If calendars correlate
with political systems, it is best not to judge societies by what they lacked,
but rather by what they had. These were neither stateless societies nor
timeless societies, but rather societies without states and without calendars. The
Yami, like us, are becoming more attuned to industrial ideology, marching along
to the ticking of clocks, calendars, and smartphones. Perhaps we lose something
if we move away from the interspecies relations that form the web of cognitive
time.
Image source: Wikipedia (http://en.wikipedia.org/wiki/File:Pink-wing_flying_fish.jpg).
References:
Bloch, Maurice. 1985. “From Cognition to Ideology.” In Richard Fardon (ed.). Power and Knowledge: Anthropological and Sociological Approaches, pp. 21-48. Edinburgh: Scottish
Academic Press.
Huang, Shiun-wey. 2004. “’Times’ and Images of Others in
an Amis Village, Taiwan.” Time & Society 13 (2/3): 321-337.
Kohn, Eduardo. 2013. How Forests Think: Toward an
Anthropology beyond the Human. Berkeley: University of California Press.
Leach, Edmund. 1937. “The Yami of Koto-sho: a Japanese Colonial
Experiment.” Geographical Magazine 5: 417-434.
______. 1950. “Primitive Calendars.” Oceania 20
(4): 245-262.
Thanks for this Scott. I didn't know about Leach's writing on the Yami. I'd be interested to know what you make of the Bunun Moon Calendar, which I've heard is the oldest known form of indigenous writing in Taiwan?
ReplyDeleteHave you seen any articles about the Bunun Moon Calendar? I would certainly be interested in learning more. So far, I have only seen photos.
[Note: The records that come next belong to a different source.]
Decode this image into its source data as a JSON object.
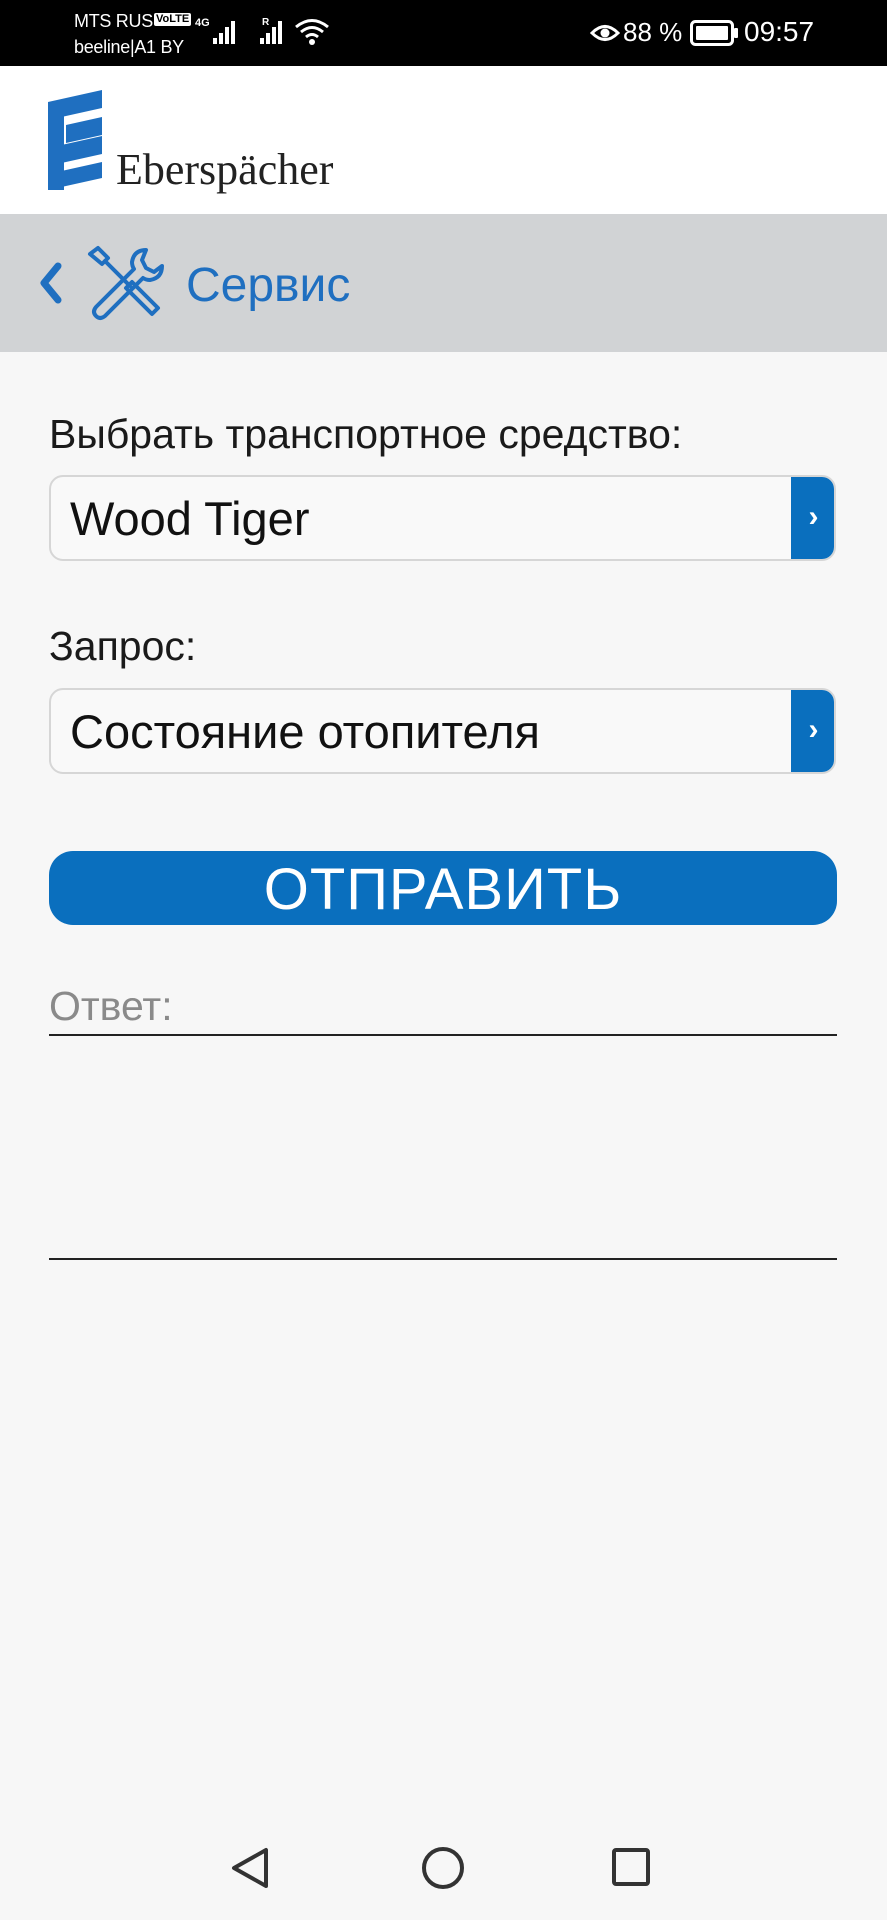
{
  "status_bar": {
    "carrier1": "MTS RUS",
    "volte": "VoLTE",
    "network_type": "4G",
    "roaming": "R",
    "carrier2": "beeline|A1 BY",
    "battery_percent": "88 %",
    "time": "09:57"
  },
  "brand": {
    "name": "Eberspächer",
    "color": "#1f6fc0"
  },
  "header": {
    "title": "Сервис",
    "back_icon": "chevron-left-icon",
    "section_icon": "tools-icon"
  },
  "form": {
    "vehicle_label": "Выбрать транспортное средство:",
    "vehicle_value": "Wood Tiger",
    "request_label": "Запрос:",
    "request_value": "Состояние отопителя",
    "select_arrow": "›",
    "send_label": "ОТПРАВИТЬ",
    "answer_label": "Ответ:"
  },
  "nav": {
    "back": "nav-back-icon",
    "home": "nav-home-icon",
    "recent": "nav-recent-icon"
  },
  "colors": {
    "accent": "#0a6fbe",
    "title_bar_bg": "#d1d3d5",
    "page_bg": "#f7f7f7"
  }
}
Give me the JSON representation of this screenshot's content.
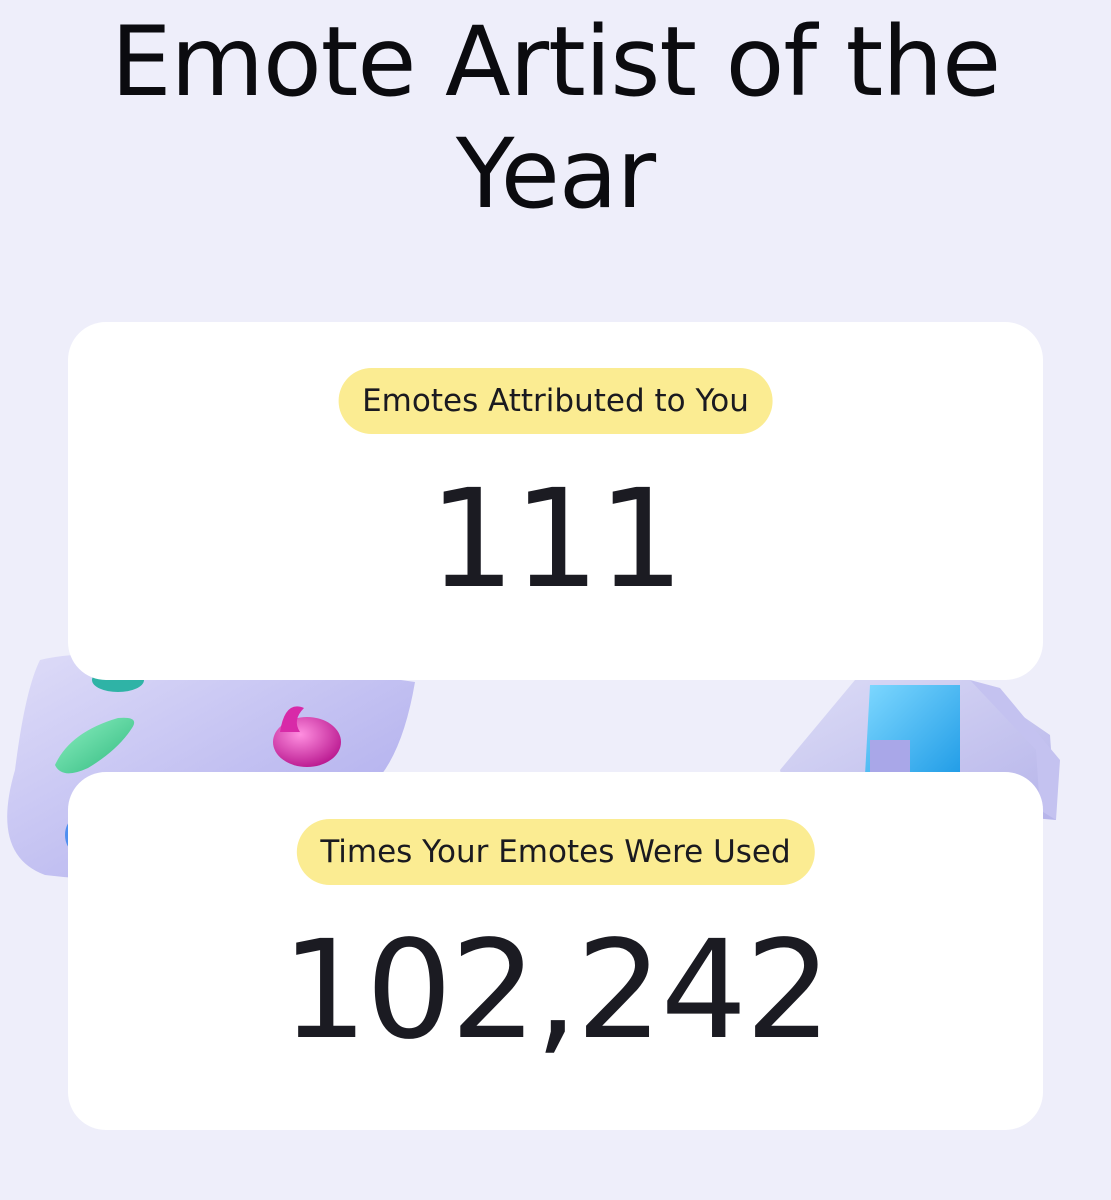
{
  "page": {
    "title": "Emote Artist of the Year"
  },
  "stats": [
    {
      "label": "Emotes Attributed to You",
      "value": "111"
    },
    {
      "label": "Times Your Emotes Were Used",
      "value": "102,242"
    }
  ],
  "decorations": {
    "left": "paint-palette-illustration",
    "right": "blue-frame-illustration"
  },
  "colors": {
    "background": "#eeeefa",
    "card": "#ffffff",
    "label_pill": "#fbec92",
    "text": "#1b1b22",
    "palette": "#c8c6f2",
    "paint_green": "#4fd09a",
    "paint_pink": "#e03cb8",
    "paint_teal": "#2fb3a6",
    "frame_blue": "#3fb8f2"
  }
}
ReplyDeleteThanks Scott! I would be more than glad to share your post on eRenlai with your agreement.
ReplyDeleteHi, Cerise. Of course, you may share my posts on eRenlai. Thanks for asking. These blogs are for my class Anthropology of Taiwan. Students all have to write a weekly blog, so it is only fair that I write one, too. I think that a wider audience may enjoy some of them.